You may have a point for some individual proponents, or snake oil salesmen as I would call them, but not all. Particularly here, I'm confident that there are several proponents or, like me, cautiously skeptical optimists, that are involved out of a serious desire to provide an answer to this question.
If information over hundreds of reports (height, sightings by season, footprint size, etc.) has a bell-shaped distribution, which is the easier explanation - that people are reporting an animal that varies in a natural distribution like other animals or that hundreds of faked or miss-identified encounters were managed to ensure that they created a natural distribution. While I agree that the ultimate proof of existence of Bigfoot won't be proven w/out a body, I'd like to think that intelligent inquirers looking at information intelligently can glean valid information from reports.
That is the rubik's cube that hooked me after a solid 30 years of not thinking about this.
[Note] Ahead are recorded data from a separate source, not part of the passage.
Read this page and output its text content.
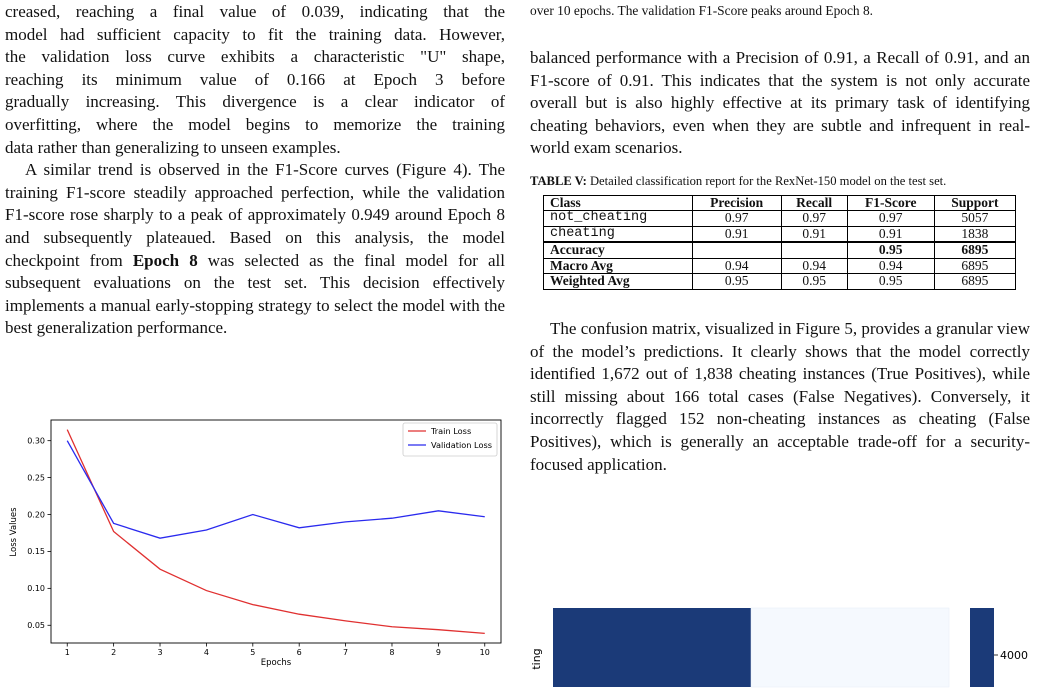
creased, reaching a final value of 0.039, indicating that the
model had sufficient capacity to fit the training data. However,
the validation loss curve exhibits a characteristic "U" shape,
reaching its minimum value of 0.166 at Epoch 3 before
gradually increasing. This divergence is a clear indicator of
overfitting, where the model begins to memorize the training
data rather than generalizing to unseen examples.

A similar trend is observed in the F1-Score curves (Figure 4). The training F1-score steadily approached perfection, while the validation F1-score rose sharply to a peak of approximately 0.949 around Epoch 8 and subsequently plateaued. Based on this analysis, the model checkpoint from Epoch 8 was selected as the final model for all subsequent evaluations on the test set. This decision effectively implements a manual early-stopping strategy to select the model with the best generalization performance.

0.05
0.10
0.15
0.20
0.25
0.30
1	2	3	4	5	6	7	8	9	10
Epochs
Loss Values
Train Loss
Validation Loss

over 10 epochs. The validation F1-Score peaks around Epoch 8.

balanced performance with a Precision of 0.91, a Recall of 0.91, and an F1-score of 0.91. This indicates that the system is not only accurate overall but is also highly effective at its primary task of identifying cheating behaviors, even when they are subtle and infrequent in real-world exam scenarios.

TABLE V: Detailed classification report for the RexNet-150 model on the test set.

Class	Precision	Recall	F1-Score	Support
not_cheating	0.97	0.97	0.97	5057
cheating	0.91	0.91	0.91	1838
Accuracy			0.95	6895
Macro Avg	0.94	0.94	0.94	6895
Weighted Avg	0.95	0.95	0.95	6895

The confusion matrix, visualized in Figure 5, provides a granular view of the model’s predictions. It clearly shows that the model correctly identified 1,672 out of 1,838 cheating instances (True Positives), while still missing about 166 total cases (False Negatives). Conversely, it incorrectly flagged 152 non-cheating instances as cheating (False Positives), which is generally an acceptable trade-off for a security-focused application.

4000
ting
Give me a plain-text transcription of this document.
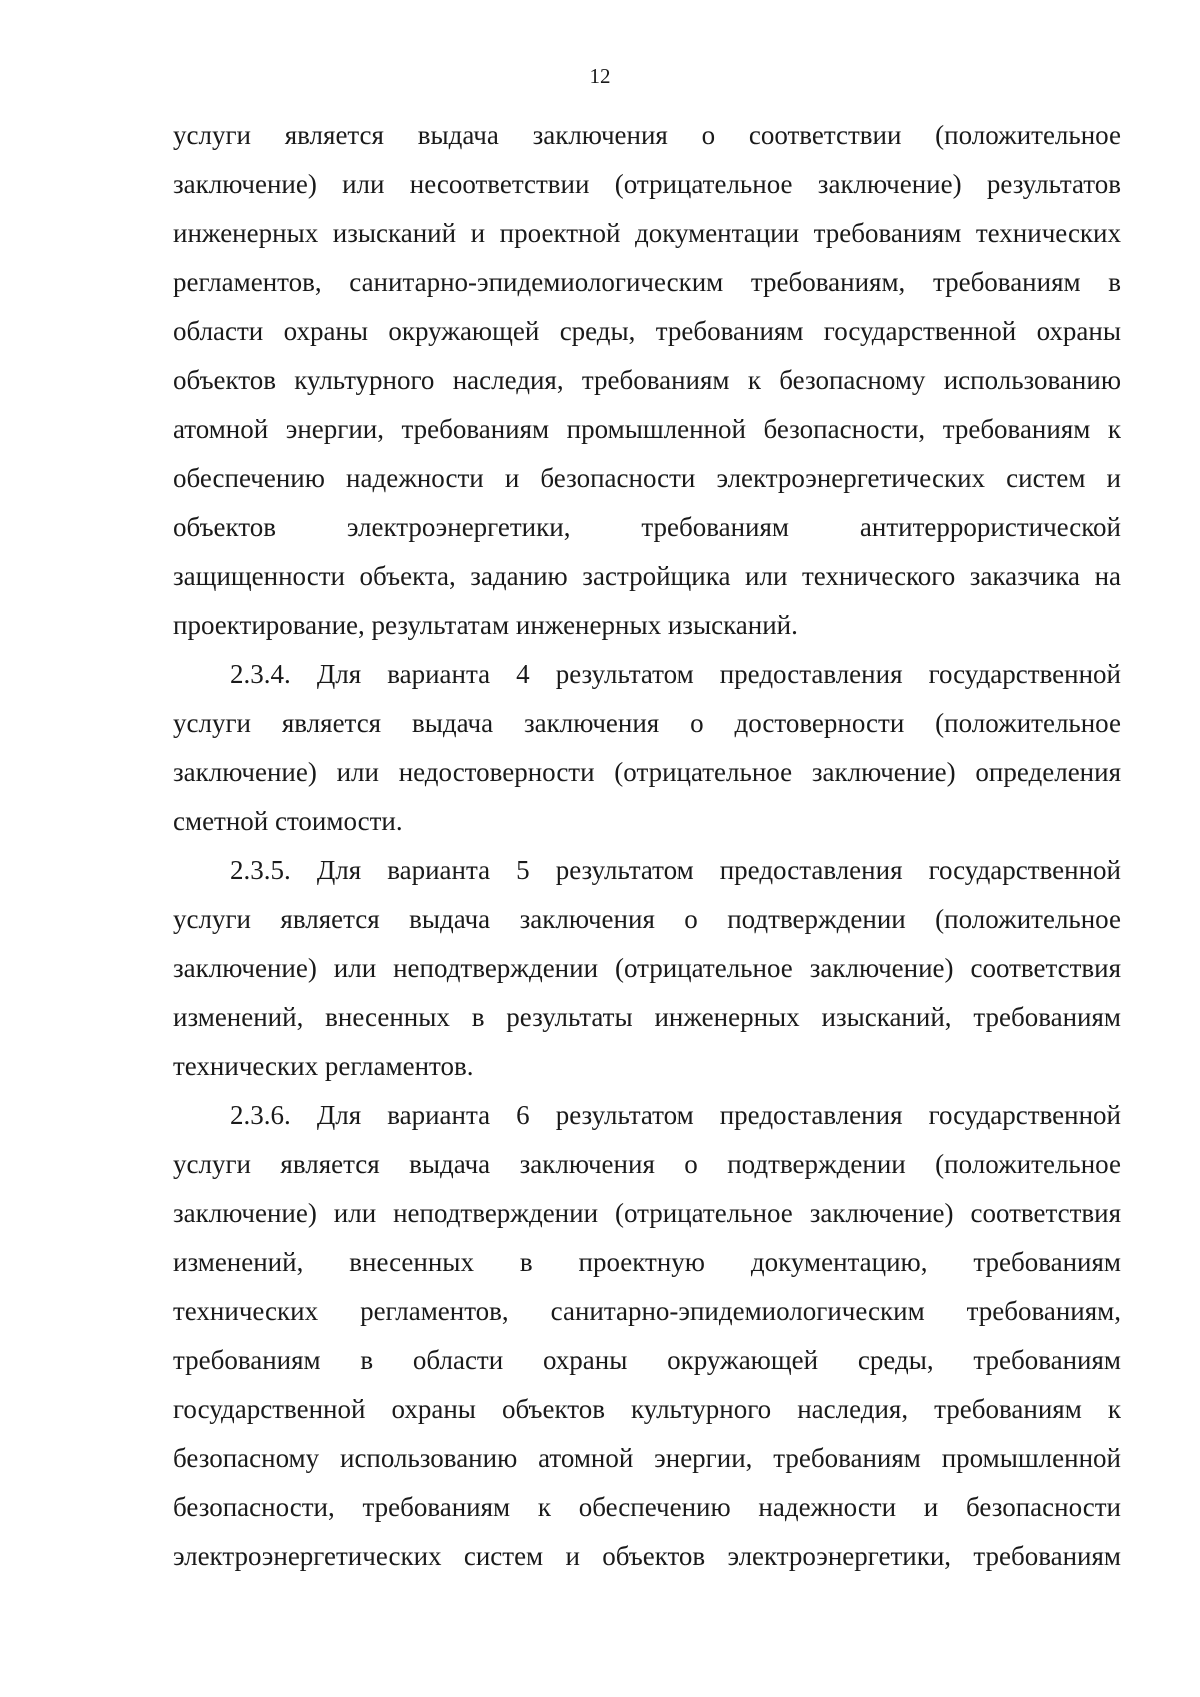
12
услуги является выдача заключения о соответствии (положительное
заключение) или несоответствии (отрицательное заключение) результатов
инженерных изысканий и проектной документации требованиям технических
регламентов, санитарно-эпидемиологическим требованиям, требованиям в
области охраны окружающей среды, требованиям государственной охраны
объектов культурного наследия, требованиям к безопасному использованию
атомной энергии, требованиям промышленной безопасности, требованиям к
обеспечению надежности и безопасности электроэнергетических систем и
объектов электроэнергетики, требованиям антитеррористической
защищенности объекта, заданию застройщика или технического заказчика на
проектирование, результатам инженерных изысканий.
2.3.4. Для варианта 4 результатом предоставления государственной
услуги является выдача заключения о достоверности (положительное
заключение) или недостоверности (отрицательное заключение) определения
сметной стоимости.
2.3.5. Для варианта 5 результатом предоставления государственной
услуги является выдача заключения о подтверждении (положительное
заключение) или неподтверждении (отрицательное заключение) соответствия
изменений, внесенных в результаты инженерных изысканий, требованиям
технических регламентов.
2.3.6. Для варианта 6 результатом предоставления государственной
услуги является выдача заключения о подтверждении (положительное
заключение) или неподтверждении (отрицательное заключение) соответствия
изменений, внесенных в проектную документацию, требованиям
технических регламентов, санитарно-эпидемиологическим требованиям,
требованиям в области охраны окружающей среды, требованиям
государственной охраны объектов культурного наследия, требованиям к
безопасному использованию атомной энергии, требованиям промышленной
безопасности, требованиям к обеспечению надежности и безопасности
электроэнергетических систем и объектов электроэнергетики, требованиям
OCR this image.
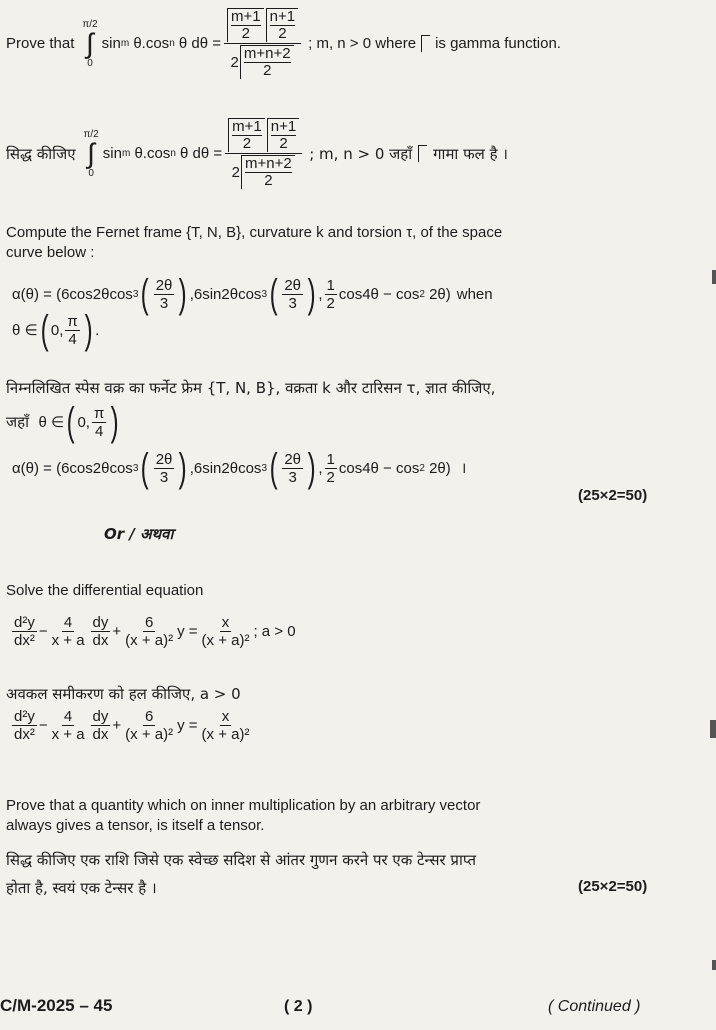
Prove that
π/2
∫
0
sin m
θ.cos n
θ dθ = m+1
2
n+1
2
2 m+n+2
2 ; m, n > 0 where is gamma function.
सिद्ध कीजिए
π/2
∫
0
sin m
θ.cos n
θ dθ = m+1
2
n+1
2
2 m+n+2
2 ; m, n > 0 जहाँ गामा फल है ।
Compute the Fernet frame {T, N, B}, curvature k and torsion τ, of the space
curve below :
α(θ) = (6cos2θcos 3 ( $\frac{2\theta}{3}$ ) ,6sin2θcos 3 ( $\frac{2\theta}{3}$ ) , $\frac{1}{2} \cos 4\theta - \cos 2$
2θ) when
θ ∈ ( 0, $\frac{\pi}{4}$ ) .
निम्नलिखित स्पेस वक्र का फर्नेट फ्रेम {T, N, B}, वक्रता k और टारिसन τ, ज्ञात कीजिए,
जहाँ
θ ∈ ( 0, $\frac{\pi}{4}$ )
α(θ) = (6cos2θcos 3 ( $\frac{2\theta}{3}$ ) ,6sin2θcos 3 ( $\frac{2\theta}{3}$ ) , $\frac{1}{2} \cos 4\theta - \cos 2$
2θ) ।
(25×2=50)
Or / अथवा
Solve the differential equation
$\frac{\text{d²y}}{\text{dx²}} - \frac{4}{x + a} \frac{dy}{dx} + \frac{6}{\text{(x + a)²}}$ $y = \frac{x}{\text{(x + a)²}}$ ; a > 0
अवकल समीकरण को हल कीजिए, a > 0
$\frac{\text{d²y}}{\text{dx²}} - \frac{4}{x + a} \frac{dy}{dx} + \frac{6}{\text{(x + a)²}}$ $y = \frac{x}{\text{(x + a)²}}$
Prove that a quantity which on inner multiplication by an arbitrary vector
always gives a tensor, is itself a tensor.
सिद्ध कीजिए एक राशि जिसे एक स्वेच्छ सदिश से आंतर गुणन करने पर एक टेन्सर प्राप्त
होता है, स्वयं एक टेन्सर है ।	(25×2=50)
C/M-2025 – 45	( 2 )	( Continued )
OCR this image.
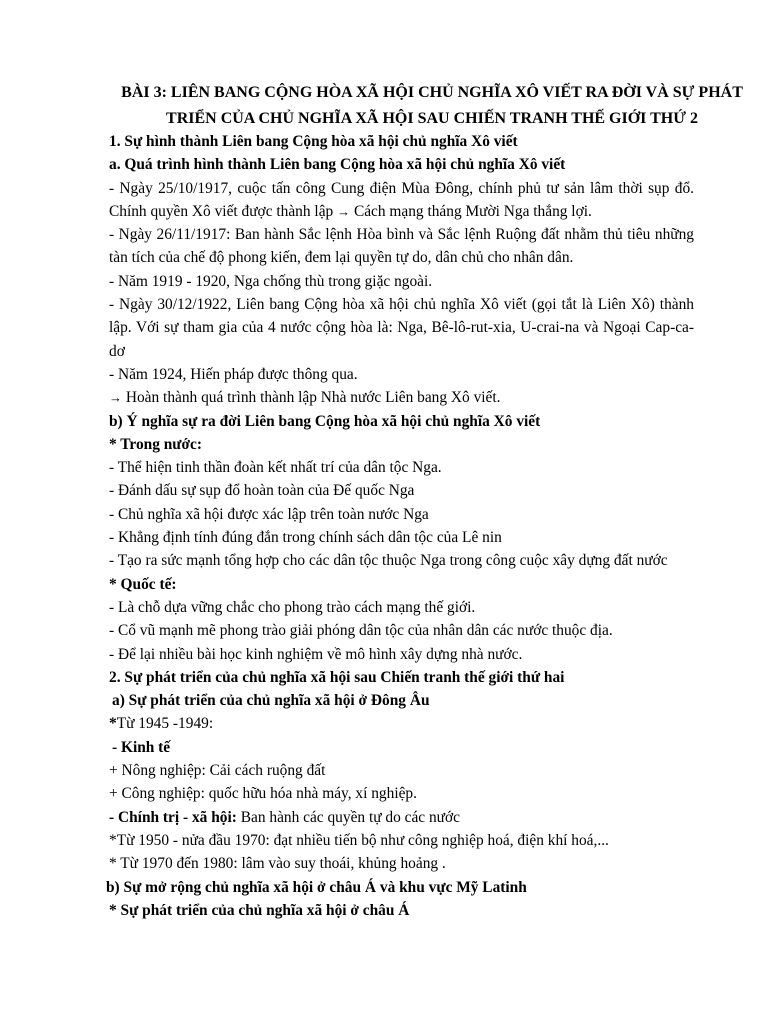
BÀI 3: LIÊN BANG CỘNG HÒA XÃ HỘI CHỦ NGHĨA XÔ VIẾT RA ĐỜI VÀ SỰ PHÁT
TRIỂN CỦA CHỦ NGHĨA XÃ HỘI SAU CHIẾN TRANH THẾ GIỚI THỨ 2

1. Sự hình thành Liên bang Cộng hòa xã hội chủ nghĩa Xô viết

a. Quá trình hình thành Liên bang Cộng hòa xã hội chủ nghĩa Xô viết

- Ngày 25/10/1917, cuộc tấn công Cung điện Mùa Đông, chính phủ tư sản lâm thời sụp đổ. Chính quyền Xô viết được thành lập → Cách mạng tháng Mười Nga thắng lợi.

- Ngày 26/11/1917: Ban hành Sắc lệnh Hòa bình và Sắc lệnh Ruộng đất nhằm thủ tiêu những tàn tích của chế độ phong kiến, đem lại quyền tự do, dân chủ cho nhân dân.

- Năm 1919 - 1920, Nga chống thù trong giặc ngoài.

- Ngày 30/12/1922, Liên bang Cộng hòa xã hội chủ nghĩa Xô viết (gọi tắt là Liên Xô) thành lập. Với sự tham gia của 4 nước cộng hòa là: Nga, Bê-lô-rut-xia, U-crai-na và Ngoại Cap-ca-dơ

- Năm 1924, Hiến pháp được thông qua.

→ Hoàn thành quá trình thành lập Nhà nước Liên bang Xô viết.

b) Ý nghĩa sự ra đời Liên bang Cộng hòa xã hội chủ nghĩa Xô viết

* Trong nước:

- Thể hiện tinh thần đoàn kết nhất trí của dân tộc Nga.

- Đánh dấu sự sụp đổ hoàn toàn của Đế quốc Nga

- Chủ nghĩa xã hội được xác lập trên toàn nước Nga

- Khẳng định tính đúng đắn trong chính sách dân tộc của Lê nin

- Tạo ra sức mạnh tổng hợp cho các dân tộc thuộc Nga trong công cuộc xây dựng đất nước

* Quốc tế:

- Là chỗ dựa vững chắc cho phong trào cách mạng thế giới.

- Cổ vũ mạnh mẽ phong trào giải phóng dân tộc của nhân dân các nước thuộc địa.

- Để lại nhiều bài học kinh nghiệm về mô hình xây dựng nhà nước.

2. Sự phát triển của chủ nghĩa xã hội sau Chiến tranh thế giới thứ hai

a) Sự phát triển của chủ nghĩa xã hội ở Đông Âu

*Từ 1945 -1949:

- Kinh tế

+ Nông nghiệp: Cải cách ruộng đất

+ Công nghiệp: quốc hữu hóa nhà máy, xí nghiệp.

- Chính trị - xã hội: Ban hành các quyền tự do các nước

*Từ 1950 - nửa đầu 1970: đạt nhiều tiến bộ như công nghiệp hoá, điện khí hoá,...

* Từ 1970 đến 1980: lâm vào suy thoái, khủng hoảng .

b) Sự mở rộng chủ nghĩa xã hội ở châu Á và khu vực Mỹ Latinh

* Sự phát triển của chủ nghĩa xã hội ở châu Á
It might not be a mystery to you, but it's an open question to me. And I participate - in a quite time-consuming way now that I have the time to do so - in an effort to answer that question to my satisfaction. My answer might not change your mind but my goal isn't to change anyone's mind but my own.
Again, I certainly think that certain people and groups have more of a business interest than an actual interest in actually finding anything. But just like other pursuits - religion and political leadership come to mind - the fact that some charlatans take advantage of the situation doesn't detract from those who try to faithfully carry out their mission. I guess the argument I would pick is that your argument sweeps too broadly.